Miles parcourus : 137 Mn (vitesse 5,7nd). Nous cumulons 48 Mn de retard.
Bon, nous arriverons le 25 décembre, voilà tout ! Surtout au vu du vent de demain qui sera égal à celui de ce soir 10/12 nœuds.

Vendredi 21 décembre.

La nuit nous surprendra avec une ondée tropicale, la première. C’est la pluie qui nous réveille, on ferme tout. Mais comme c’est la nuit, nous n’étouffons pas. La journée qui se lève sera une journée de vent mou. Normalement c’est la journée du plus faible vent d’ici l’arrivée. Par contre nous remettons les lignes de pêche la vitesse 4 à 5 nd est idéale pour cela.
Position à minuit : 14°02N et 51°00 W.

Nous pensons aux Caraïbes. Du coup, avec Valérie, et tous les ouvrages qu’elle a lu, nous précisons notre parcours dans les caraïbes, préparons les lieux d’escales, les routes, les lieux d’approvisionnement, les lieux de réparation possible, les ports d’entrée (ceux qui permettent de faire les formalités douanières, et d’immigration) etc… Un voyage bien prévu, c’est plus de plaisir pour en profiter.

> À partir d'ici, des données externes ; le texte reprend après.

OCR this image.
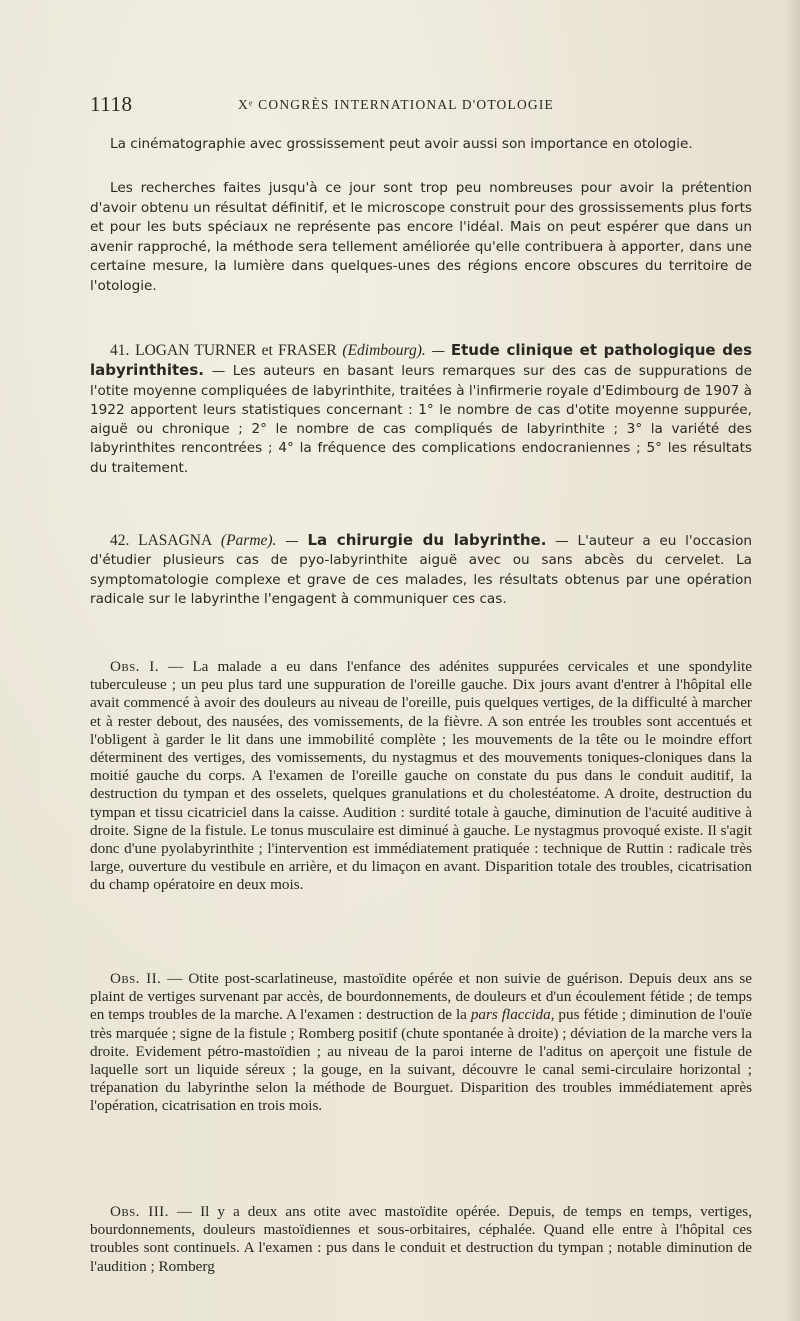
1118	Xᵉ CONGRÈS INTERNATIONAL D'OTOLOGIE

La cinématographie avec grossissement peut avoir aussi son importance en otologie.

Les recherches faites jusqu'à ce jour sont trop peu nombreuses pour avoir la prétention d'avoir obtenu un résultat définitif, et le microscope construit pour des grossissements plus forts et pour les buts spéciaux ne représente pas encore l'idéal. Mais on peut espérer que dans un avenir rapproché, la méthode sera tellement améliorée qu'elle contribuera à apporter, dans une certaine mesure, la lumière dans quelques-unes des régions encore obscures du territoire de l'otologie.

41. LOGAN TURNER et FRASER (Edimbourg). — Etude clinique et pathologique des labyrinthites. — Les auteurs en basant leurs remarques sur des cas de suppurations de l'otite moyenne compliquées de labyrinthite, traitées à l'infirmerie royale d'Edimbourg de 1907 à 1922 apportent leurs statistiques concernant : 1° le nombre de cas d'otite moyenne suppurée, aiguë ou chronique ; 2° le nombre de cas compliqués de labyrinthite ; 3° la variété des labyrinthites rencontrées ; 4° la fréquence des complications endocraniennes ; 5° les résultats du traitement.

42. LASAGNA (Parme). — La chirurgie du labyrinthe. — L'auteur a eu l'occasion d'étudier plusieurs cas de pyo-labyrinthite aiguë avec ou sans abcès du cervelet. La symptomatologie complexe et grave de ces malades, les résultats obtenus par une opération radicale sur le labyrinthe l'engagent à communiquer ces cas.

Obs. I. — La malade a eu dans l'enfance des adénites suppurées cervicales et une spondylite tuberculeuse ; un peu plus tard une suppuration de l'oreille gauche. Dix jours avant d'entrer à l'hôpital elle avait commencé à avoir des douleurs au niveau de l'oreille, puis quelques vertiges, de la difficulté à marcher et à rester debout, des nausées, des vomissements, de la fièvre. A son entrée les troubles sont accentués et l'obligent à garder le lit dans une immobilité complète ; les mouvements de la tête ou le moindre effort déterminent des vertiges, des vomissements, du nystagmus et des mouvements toniques-cloniques dans la moitié gauche du corps. A l'examen de l'oreille gauche on constate du pus dans le conduit auditif, la destruction du tympan et des osselets, quelques granulations et du cholestéatome. A droite, destruction du tympan et tissu cicatriciel dans la caisse. Audition : surdité totale à gauche, diminution de l'acuité auditive à droite. Signe de la fistule. Le tonus musculaire est diminué à gauche. Le nystagmus provoqué existe. Il s'agit donc d'une pyolabyrinthite ; l'intervention est immédiatement pratiquée : technique de Ruttin : radicale très large, ouverture du vestibule en arrière, et du limaçon en avant. Disparition totale des troubles, cicatrisation du champ opératoire en deux mois.

Obs. II. — Otite post-scarlatineuse, mastoïdite opérée et non suivie de guérison. Depuis deux ans se plaint de vertiges survenant par accès, de bourdonnements, de douleurs et d'un écoulement fétide ; de temps en temps troubles de la marche. A l'examen : destruction de la pars flaccida, pus fétide ; diminution de l'ouïe très marquée ; signe de la fistule ; Romberg positif (chute spontanée à droite) ; déviation de la marche vers la droite. Evidement pétro-mastoïdien ; au niveau de la paroi interne de l'aditus on aperçoit une fistule de laquelle sort un liquide séreux ; la gouge, en la suivant, découvre le canal semi-circulaire horizontal ; trépanation du labyrinthe selon la méthode de Bourguet. Disparition des troubles immédiatement après l'opération, cicatrisation en trois mois.

Obs. III. — Il y a deux ans otite avec mastoïdite opérée. Depuis, de temps en temps, vertiges, bourdonnements, douleurs mastoïdiennes et sous-orbitaires, céphalée. Quand elle entre à l'hôpital ces troubles sont continuels. A l'examen : pus dans le conduit et destruction du tympan ; notable diminution de l'audition ; Romberg
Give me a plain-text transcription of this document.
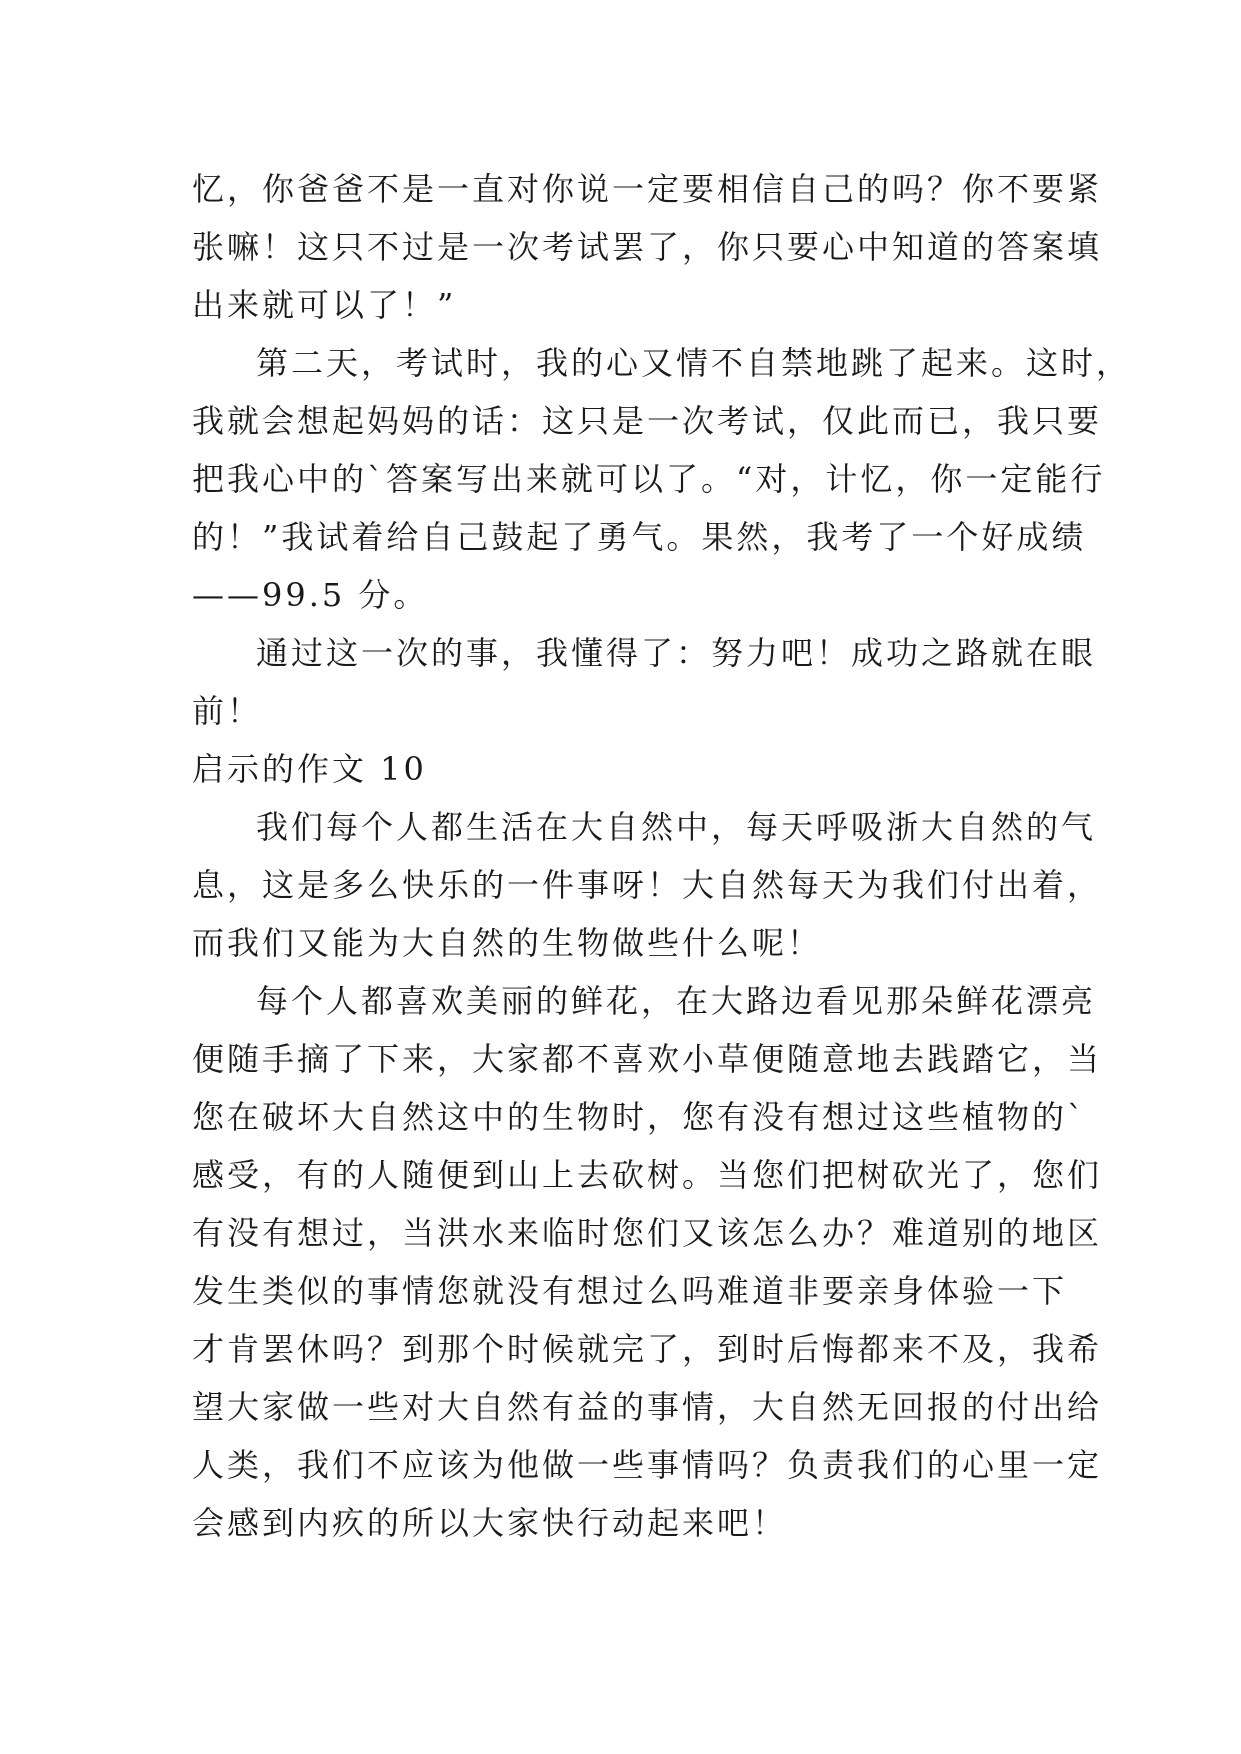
忆，你爸爸不是一直对你说一定要相信自己的吗？你不要紧
张嘛！这只不过是一次考试罢了，你只要心中知道的答案填
出来就可以了！”
第二天，考试时，我的心又情不自禁地跳了起来。这时，
我就会想起妈妈的话：这只是一次考试，仅此而已，我只要
把我心中的`答案写出来就可以了。“对，计忆，你一定能行
的！”我试着给自己鼓起了勇气。果然，我考了一个好成绩
——99.5 分。
通过这一次的事，我懂得了：努力吧！成功之路就在眼
前！
启示的作文 10
我们每个人都生活在大自然中，每天呼吸浙大自然的气
息，这是多么快乐的一件事呀！大自然每天为我们付出着，
而我们又能为大自然的生物做些什么呢！
每个人都喜欢美丽的鲜花，在大路边看见那朵鲜花漂亮
便随手摘了下来，大家都不喜欢小草便随意地去践踏它，当
您在破坏大自然这中的生物时，您有没有想过这些植物的`
感受，有的人随便到山上去砍树。当您们把树砍光了，您们
有没有想过，当洪水来临时您们又该怎么办？难道别的地区
发生类似的事情您就没有想过么吗难道非要亲身体验一下
才肯罢休吗？到那个时候就完了，到时后悔都来不及，我希
望大家做一些对大自然有益的事情，大自然无回报的付出给
人类，我们不应该为他做一些事情吗？负责我们的心里一定
会感到内疚的所以大家快行动起来吧！
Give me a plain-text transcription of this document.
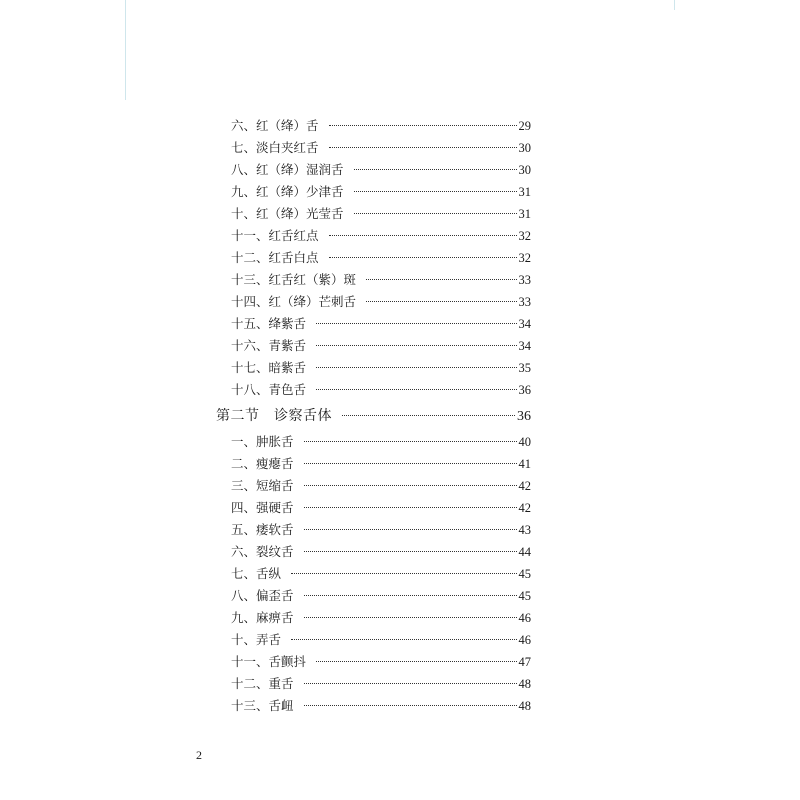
六、红（绛）舌	29
七、淡白夹红舌	30
八、红（绛）湿润舌	30
九、红（绛）少津舌	31
十、红（绛）光莹舌	31
十一、红舌红点	32
十二、红舌白点	32
十三、红舌红（紫）斑	33
十四、红（绛）芒刺舌	33
十五、绛紫舌	34
十六、青紫舌	34
十七、暗紫舌	35
十八、青色舌	36
第二节　诊察舌体	36
一、肿胀舌	40
二、瘦瘪舌	41
三、短缩舌	42
四、强硬舌	42
五、痿软舌	43
六、裂纹舌	44
七、舌纵	45
八、偏歪舌	45
九、麻痹舌	46
十、弄舌	46
十一、舌颤抖	47
十二、重舌	48
十三、舌衄	48
2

Curieux sentiment partagé du désir d’arriver et d’être bien en mer. Etre en mer, c’est être déconnecté de la vie terrestre, donc de toute la pression des terriens. Cela peut vous sembler bizarre, mais imaginez : pas de papier à remplir, de voisins à supporter, de taxes à payer, de téléphone à décrocher. Ah ! Je vois que pour certains, il y a des lueurs dans les yeux ! Etre en mer, c’est vivre au rythme envoutant de la houle. Voir et jouir des levés et couchés de soleil. Jeter son regard sur une surface immense, sans fin, toujours changeante. C’est profiter de sa famille (avec l’inconvénient de la promiscuité.). On se vide la tête, on revient à l’essentiel :


l‘émotion du présent. L’infini plaisir de l’immédiat, et tout le temps d’en jouir. Comme disait Jean Michel (équipier de la remonté d’Afrique du Sud) : les gens vous dises : « mais vous ne faites rien » ? – Non nous ne faisons rien… mais on le fait bien et on le fait durer ! Merci l’ami pour cette magnifique phrase qui décrit bien la situation hauturière. Bien sûr, il y a beaucoup à faire en fait, mais nous prenons notre temps. Et puis bien sûr, après plus de 2 semaines de mer, nous avons le désir de revoir la terre, qui plus est une terre inconnue pour nous. C’est la magie des Antilles que nous attendons. Et plus que tout autre voyage - de vacances - avant; nous avons le sentiment d’être des découvreurs, des conquérants, en arrivant lentement par l’océan, venus de son autre extrémité. Le plaisir, dans quelques jours de voir poindre une île au raz de l’eau (ce qui n’est pas le cas des  îles de l’Atlantique Est : des montagnes qui sortent de l’Atlantique). Quelles sont les belles rencontres que nous allons faire ? Que va t-on découvrir ? Quelle nourriture (et quel rhum ? il faut faire le plein urgemment), etc. Et puis maintenant que le thermomètre indique une eau à 30,3° quand est ce qu’on se baigne ?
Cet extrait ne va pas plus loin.